Throughout this process, one can admire with ease and then lose character after character. Thus, this ongoing tragedy makes me feel Shelley’s own personal struggles as she mirrors her own grief by examining it through all the various angles and scenarios afforded by the realm of fiction.
With the apocalyptic instance, Shelley recognizes the death of mankind as fall of art, of idealism, of love and joy, and all the heights that we have reached, or hoped to reach.
The air is empoisoned, and each human being inhales death, even while in youth and health, their hopes are in the flower. We called to mind the plague of 1348, when it was calculated that a third of mankind had been destroyed. As yet western Europe was uninfected; would it always be so?
The death of man is a tragedy, but till the death arrives, we can only hope to outlive them with advancements in our lives and replacing previous hopes them with new ones.

A truce to philosophy!—Life is before me, and I rush into possession. Hope, glory, love, and blameless ambition are my guides, and my soul knows no dread. What has been, though sweet, is gone; the present is good only because it is about to change, and the to come is all my own. Do I fear, that my heart palpitates? high aspirations cause the flow of my blood; my eyes seem to penetrate the cloudy midnight of time, and to discern within the depths of its darkness, the fruition of all my soul desires.

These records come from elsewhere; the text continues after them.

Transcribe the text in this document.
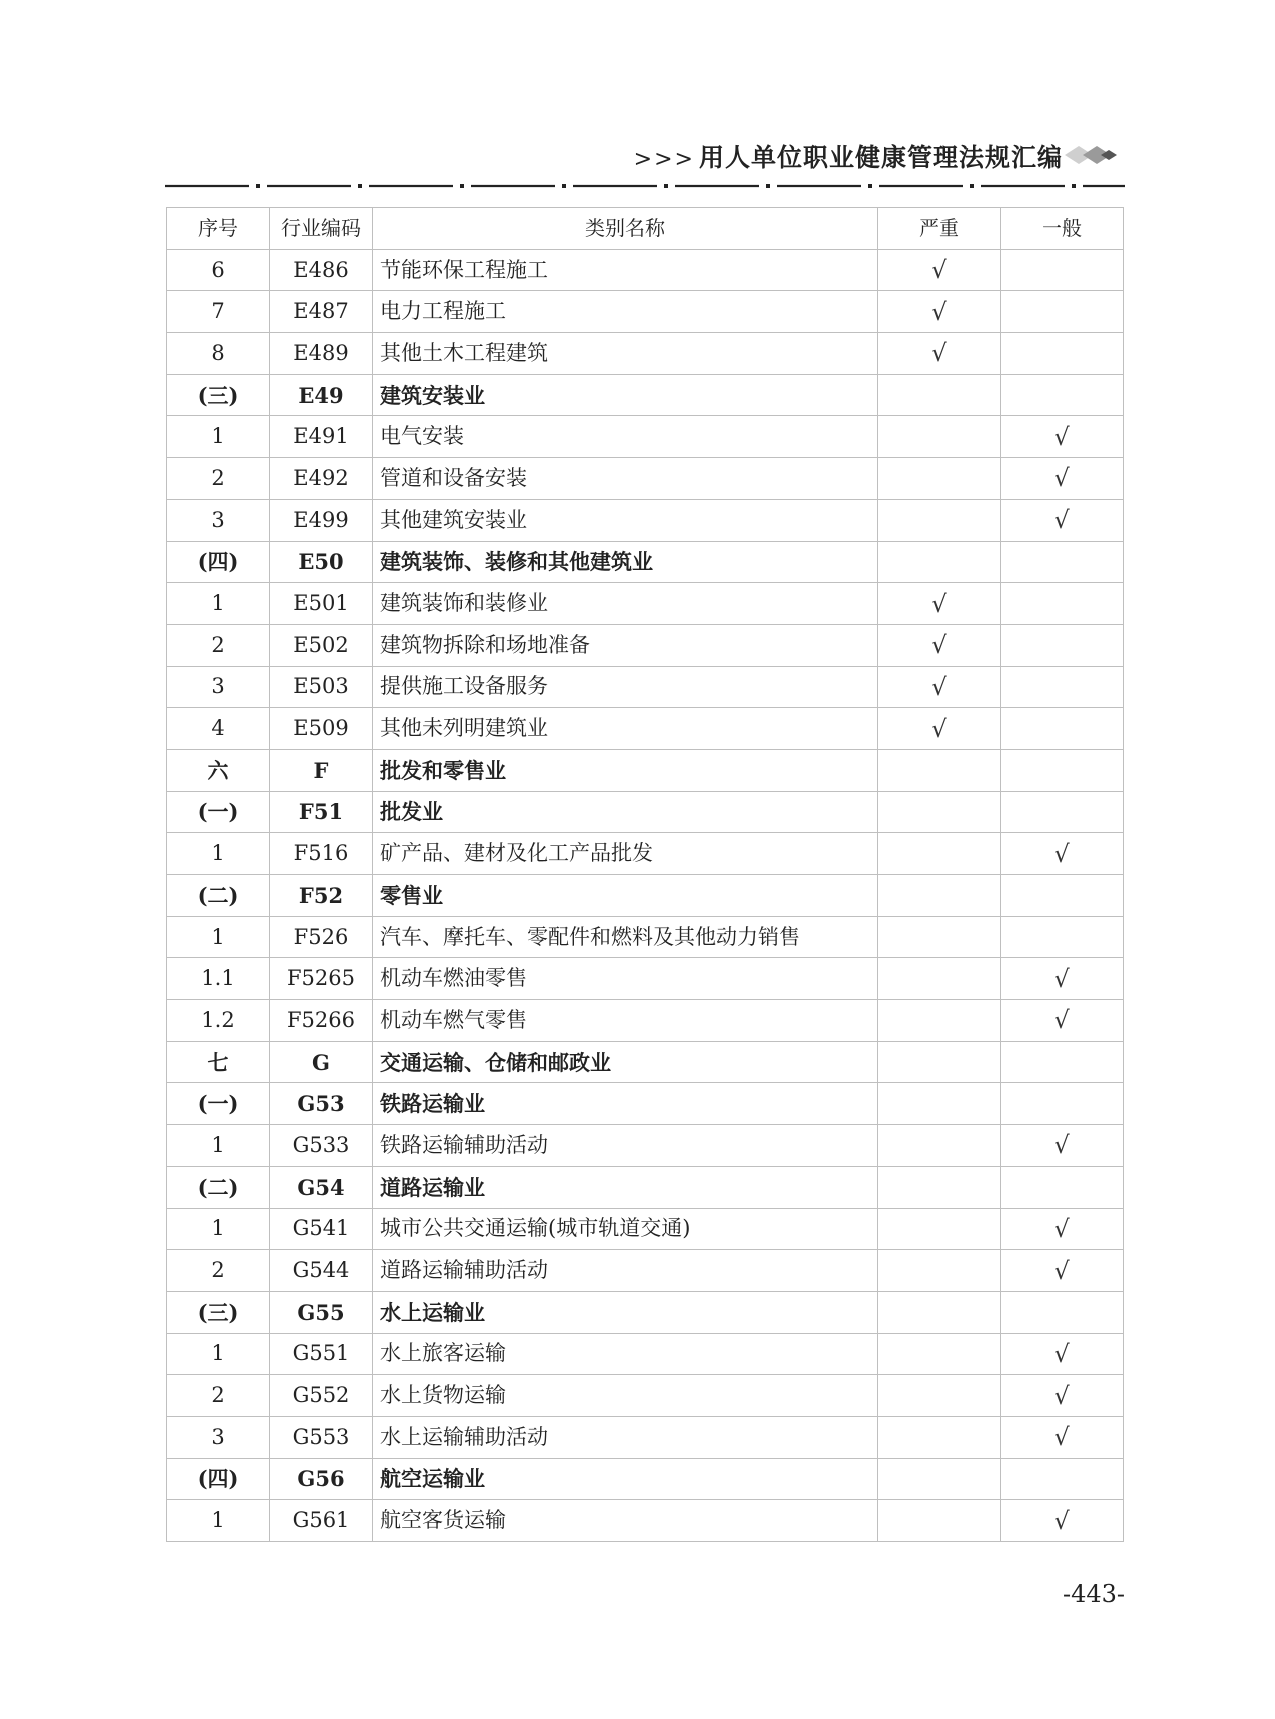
>>> 用人单位职业健康管理法规汇编
序号	行业编码	类别名称	严重	一般
6	E486	节能环保工程施工	√	
7	E487	电力工程施工	√	
8	E489	其他土木工程建筑	√	
(三)	E49	建筑安装业		
1	E491	电气安装		√
2	E492	管道和设备安装		√
3	E499	其他建筑安装业		√
(四)	E50	建筑装饰、装修和其他建筑业		
1	E501	建筑装饰和装修业	√	
2	E502	建筑物拆除和场地准备	√	
3	E503	提供施工设备服务	√	
4	E509	其他未列明建筑业	√	
六	F	批发和零售业		
(一)	F51	批发业		
1	F516	矿产品、建材及化工产品批发		√
(二)	F52	零售业		
1	F526	汽车、摩托车、零配件和燃料及其他动力销售		
1.1	F5265	机动车燃油零售		√
1.2	F5266	机动车燃气零售		√
七	G	交通运输、仓储和邮政业		
(一)	G53	铁路运输业		
1	G533	铁路运输辅助活动		√
(二)	G54	道路运输业		
1	G541	城市公共交通运输(城市轨道交通)		√
2	G544	道路运输辅助活动		√
(三)	G55	水上运输业		
1	G551	水上旅客运输		√
2	G552	水上货物运输		√
3	G553	水上运输辅助活动		√
(四)	G56	航空运输业		
1	G561	航空客货运输		√
-443-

Good points: writing is superb, with plenty of flourishes in the style of romanticism. The romances are always pure and there’s an ideal being sought out – the perfect man and the perfect woman. Nature is also seen through the eyes of the romantics – as a force to be reckoned with, having it’s own part to play in the story.
Then mighty art thou, O wind, to be throned above all other vicegerents of nature’s power; whether thou comest destroying from the east, or pregnant with elementary life from the west; thee the clouds obey; the sun is subservient to thee; the shoreless ocean is thy slave! Thou sweepest over the earth, and oaks, the growth of centuries, submit to thy viewless axe; the snow–drift is scattered on the pinnacles of the Alps, the avalanche thunders down their vallies. Thou holdest the keys of the frost, and canst first chain and then set free the streams; under thy gentle governance the buds and leaves are born, they flourish nursed by thee.
Bad points: plague only kicks in half way through the book (page 250). The plague is caused by an orb who caused a partial eclipse. The old English is sometimes tedious to read. Not as bad as Rider Haggard – She but still slow reading.